Mason provided these recommendations for the public: As always, people with respiratory illness should stay home from work or school to avoid spreading infections, including influenza, to others in the community; Avoid close contact with people who are coughing or otherwise appear ill; Avoid touching your eyes, nose and mouth; Wash hands frequently to lessen the spread of respiratory illness.
The symptoms of swine flu in humans are similar to the symptoms of seasonal influenza and include: Fever greater than 100 degrees, coughing, sore throat, chills, headache and body aches, fatigue, respiratory congestion and in some cases, diarrhea and vomiting. People experiencing these symptoms should stay home.
Seek emergency medical care if you or someone you know is having any of the following warnings discussed below.
In children, emergency warning signs that need urgent medical attention include: Fast breathing or trouble breathing; Bluish color; Not drinking enough fluids; Not waking up or not interacting; Being so irritable that the child does not want to be held; Flu-like symptoms improve but then return with fever and worse cough; Fever with a rash.
In adults, emergency warning signs that need urgent medical situation include: Difficulty breathing or shortness of breath; Pain or pressure in the chest or abdomen; Sudden dizziness; Confusion; Sever or persistent vomiting.
People with swine flu who are cared for at home should: Check with their health care provider about any special care they might need if they are pregnant or have a health condition such as diabetes, heart disease, asthma or emphysema; Check with their health care provider about whether they should take antiviral medications; stay home for 7 days after the start of illness and fever is gone; Get plenty of rest; Drink clear fluids (such as water, broth, sports drinks, electrolyte beverages for infants) to keep from being dehydrated; Cover coughs and sneezes. Clean hands with soap and water or an alcohol-based hand rub often and especially after using tissues and after coughing or sneezing into hands; Avoid close contact with others -- do not go to work or school while ill; Be watchful for emergency warning signs that might indicate you need to seek medical attention.
Swine influenza viruses are not transmitted by food and a person cannot get swine influenza from eating pork products. The infection appears to spread from person to person. Drugs called antivirals can reduce the severity of illness, if taken within 48 hours after symptoms begin. Antivirals are not to be confused with flu vaccinations. Influenza vaccinations prevent a person from contracting the disease. Antivirals help treat people that become sick.

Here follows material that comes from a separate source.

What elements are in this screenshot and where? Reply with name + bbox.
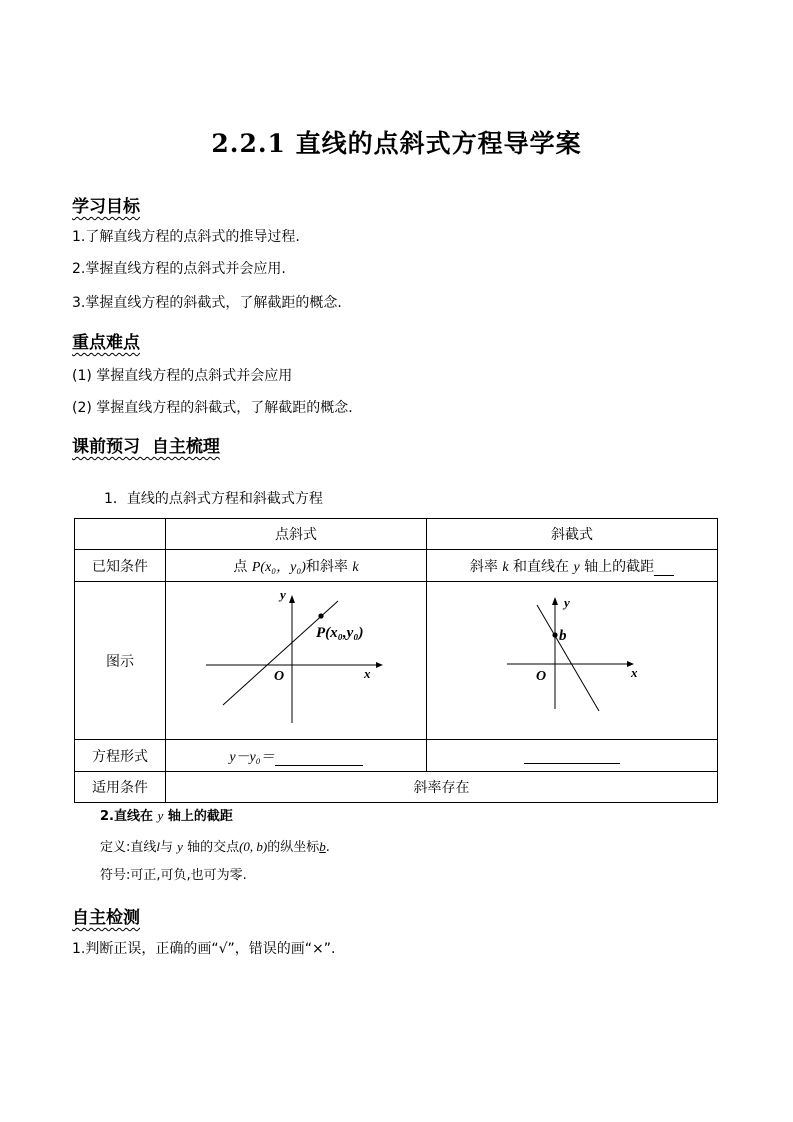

The main way that influenza viruses are thought to spread is from person to person in respiratory droplets of coughs and sneezes. This can happen when droplets from a cough or sneeze of an infected person are propelled through the air and deposited on the mouth or nose of people nearby. Influenza viruses may also be spread when a person touches respiratory droplets on another person or an object and then touches their own mouth or nose (or someone else's mouth or nose) before washing their hands.